NSW professor joins the ranks of the National Academy of Inventors

Dec. 12, 2022


Dr. Floyd “Ski” Chilton, professor at the School of Nutritional Sciences and Wellness and director of the Center for Precision Nutrition and Wellness, has just added another to a list of his professional distinctions - he’s been named a fellow of the National Academy of Inventors (NIA).

The NAI Fellows Program recognizes academic inventors who have created or facilitated outstanding inventions that have made a tangible impact on quality of life, economic development, and the welfare of society. Admission to the NAI is the highest professional distinction awarded to academic inventors.

“I am so honored and humbled to have been named to the National Academy of Inventors,” said Dr. Chilton. “I’ve always believed that creativity and imagination – much more than intelligence and scientific acumen – are the qualities that lead to the great discoveries which benefit society.”

Dr. Chilton’s research has focused on moving the standard of care from disease treatment to prevention through a precision nutrition approach that takes into account genetic and epigenetic factors affecting an individual’s disease risk. He wants to address racial health disparities, and to understand the molecular and genetic underpinnings that lead to illnesses like heart disease, diabetes, cancer – and, more recently, severe COVID-19.

“What’s really emerging is the use of cutting-edge metabolomics to identify the underlying molecular mechanisms that drive human disease,” he explained. “That really offers the opportunity to not just tell people where they are in their current health or disease state, but to predict future outcomes so that prevention and intervention can start much earlier.”

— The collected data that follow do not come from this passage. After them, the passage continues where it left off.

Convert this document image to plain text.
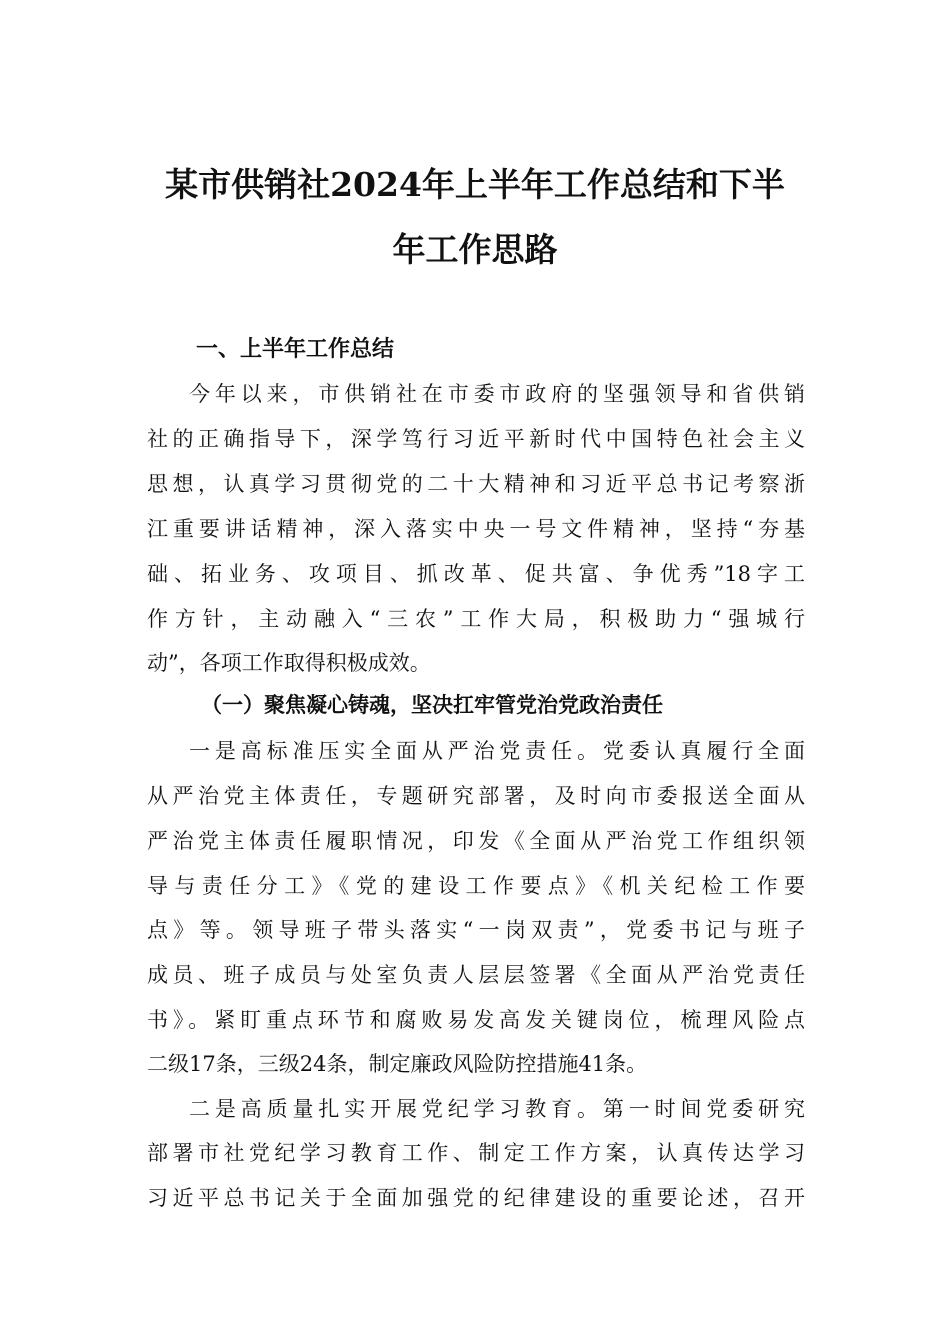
某市供销社2024年上半年工作总结和下半
年工作思路
一、上半年工作总结
今年以来，市供销社在市委市政府的坚强领导和省供销
社的正确指导下，深学笃行习近平新时代中国特色社会主义
思想，认真学习贯彻党的二十大精神和习近平总书记考察浙
江重要讲话精神，深入落实中央一号文件精神，坚持“夯基
础、拓业务、攻项目、抓改革、促共富、争优秀”18字工
作方针，主动融入“三农”工作大局，积极助力“强城行
动”，各项工作取得积极成效。
（一）聚焦凝心铸魂，坚决扛牢管党治党政治责任
一是高标准压实全面从严治党责任。党委认真履行全面
从严治党主体责任，专题研究部署，及时向市委报送全面从
严治党主体责任履职情况，印发《全面从严治党工作组织领
导与责任分工》《党的建设工作要点》《机关纪检工作要
点》等。领导班子带头落实“一岗双责”，党委书记与班子
成员、班子成员与处室负责人层层签署《全面从严治党责任
书》。紧盯重点环节和腐败易发高发关键岗位，梳理风险点
二级17条，三级24条，制定廉政风险防控措施41条。
二是高质量扎实开展党纪学习教育。第一时间党委研究
部署市社党纪学习教育工作、制定工作方案，认真传达学习
习近平总书记关于全面加强党的纪律建设的重要论述，召开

Over the course of a 40-year research career, Dr. Chilton has filed over 30 patents, including methods for treating asthma and hay fever, and methods for identifying biomarkers and molecular networks that impact and are associated with cancer and COVID-19 severity. He has also founded several companies, written over 160 academic publications and five bestselling books, and has received over 35 years of continuous funding from the National Institutes of Health.

“I say I’ve had several lives,” he joked. “I’ve written books, I’ve started several for-profit and nonprofit companies, I actually moved out of academia for awhile.” But when the University of Arizona approached him to lead the Center for Precision Nutrition and Wellness, he decided to return to the world of academic research. “The one thing I can’t refuse is the chance to change the world,” he said. “And certainly the University of Arizona gave me the opportunity to do that.”

Dr. Chilton’s admission to the NAI is the latest of many honors he’s received over the course of his career, including the 2016 Established Investigator Award at Wake Forest School of Medicine, the Denham Harmon Outstanding Research Achievement Award from the American College for Advancement in Medicine, the Alumni Achievement Award at Western Carolina University, and the 2002 Ernst and Young Entrepreneur of the Year for North and South Carolina.